3.3 Training Results

We split the training data in two random sets, so that one of the sets that contained 20% of the patients was used to evaluate the training progress. For each model architecture we generated two different training partitions using different random seeds, so that all training data was used by the models in the ensemble.

We ranked the model architectures using the Dice scores on our validation subset. Table 5 shows the Dice scores for our best models on our validation split. As it can be seen the differences among models are very small, however since the receptive field size and number of parameters is very different we think that the models might have captured complimentary information.

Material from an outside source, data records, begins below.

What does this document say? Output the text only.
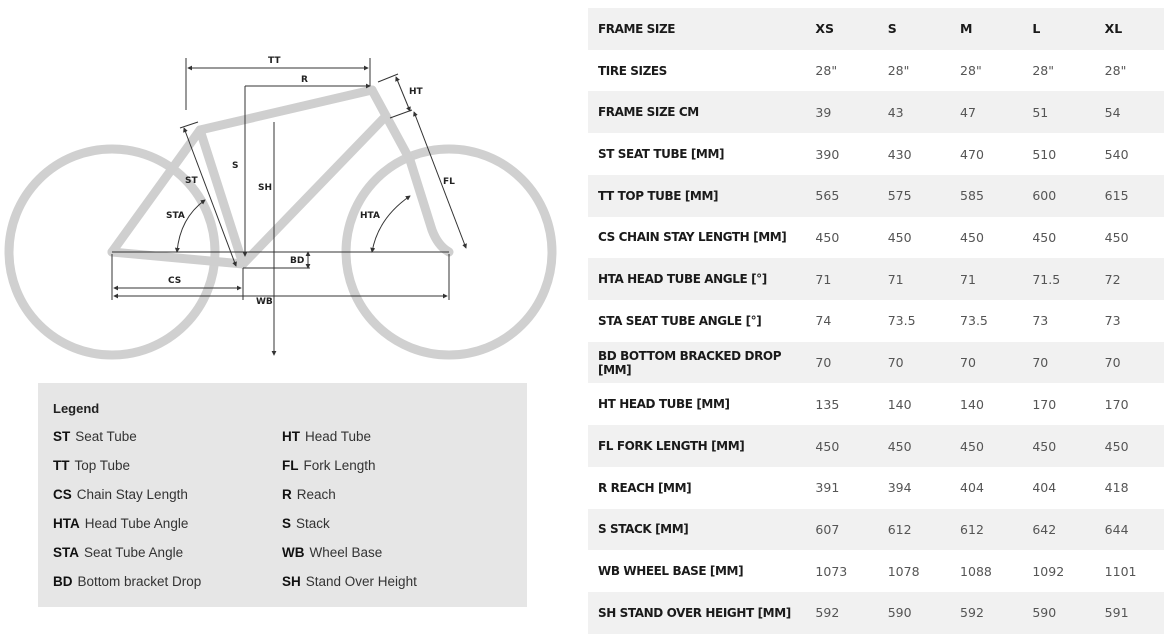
TT
R
HT
S
SH
ST
STA
FL
HTA
BD
CS
WB
Legend
ST Seat Tube
TT Top Tube
CS Chain Stay Length
HTA Head Tube Angle
STA Seat Tube Angle
BD Bottom bracket Drop
HT Head Tube
FL Fork Length
R Reach
S Stack
WB Wheel Base
SH Stand Over Height
FRAME SIZE	XS	S	M	L	XL
TIRE SIZES	28"	28"	28"	28"	28"
FRAME SIZE CM	39	43	47	51	54
ST SEAT TUBE [MM]	390	430	470	510	540
TT TOP TUBE [MM]	565	575	585	600	615
CS CHAIN STAY LENGTH [MM]	450	450	450	450	450
HTA HEAD TUBE ANGLE [°]	71	71	71	71.5	72
STA SEAT TUBE ANGLE [°]	74	73.5	73.5	73	73
BD BOTTOM BRACKED DROP [MM]	70	70	70	70	70
HT HEAD TUBE [MM]	135	140	140	170	170
FL FORK LENGTH [MM]	450	450	450	450	450
R REACH [MM]	391	394	404	404	418
S STACK [MM]	607	612	612	642	644
WB WHEEL BASE [MM]	1073	1078	1088	1092	1101
SH STAND OVER HEIGHT [MM]	592	590	592	590	591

The last row in Table 6 shows the results on the Brats test set that we obtained on the challenge. The results on this set are clearly worse than those obtained for the validation set, this fact could be a clear symptom of some overfitting on the training and validation sets. However, we suspect that there could be also some differences due to other factors, such as different acquisition conditions because we did not made any model selection on the validation set and in that case we did not observed any difference with the results on our cross validation partition.

Table 5. Results of the selected model architectures on our validation split

3.4 Results on the Validation and Test Sets

We submitted the predicted labels for each of the described models and also for the ensemble model for the validation set. There ensemble model averages the probabilities of 8 trained models (one for each architecture, and two random partitions of the training set).

Table 6 shows the results provided by the Brats evaluation platform on the blind validation dataset. The results are quite consistent with the results shown on Table 5, and hence we can conclude that we did not overfit the training dataset and the models generalize quite well on new data. However, the evaluation on the Brats platform shows an interesting point, median values of the Dice scores are much larger than the mean values. This confirms the existence of image outliers. The last row in Table 6 shows the results on the contest test set, the results for all other contest participants can be found in [5].

Table 6. Results of the selected model architectures on the validation set

4 Discussion and Conclusion

In this paper, we have extended some well known architectures for 2D image classification to the problem of 3D image segmentation. This can be easily done by replacing 2D convolutions by their 3D counterparts and adjusting the number of layers and number of feature maps to more appropriate ranges so that models can be fitted in memory.

We selected four model architectures so that we had models with large/small receptive fields, many/less parameters. The idea is that different configurations can capture complimentary information and an ensemble model can outperform each separate model.

The results on the validation set, show that there no exist many performance differences between the different model architectures, however the ensemble model outperforms each model. These results confirms our hypothesis and are also consistent with the results that we had previously obtained on the training data. The results on the Brats test set are clearly worse, we think that the cause of this behaviour is that there are some differences in the image acquisition and our method is not robust enough to deal with these variations.

We also tried other models, not included in the final ensemble, such as the 3D Xception that assumes independence between spatial and feature dimensions. We also tried to use bias field correction however our results showed that this was not useful for our models.

Finally, it is worth to highlight that the obtained results shows the existence of image outliers that are not well segmented. This issue severely drops our global performance as shown by the huge difference of using the mean or median metrics. We need to make further research on the causes of these outliers.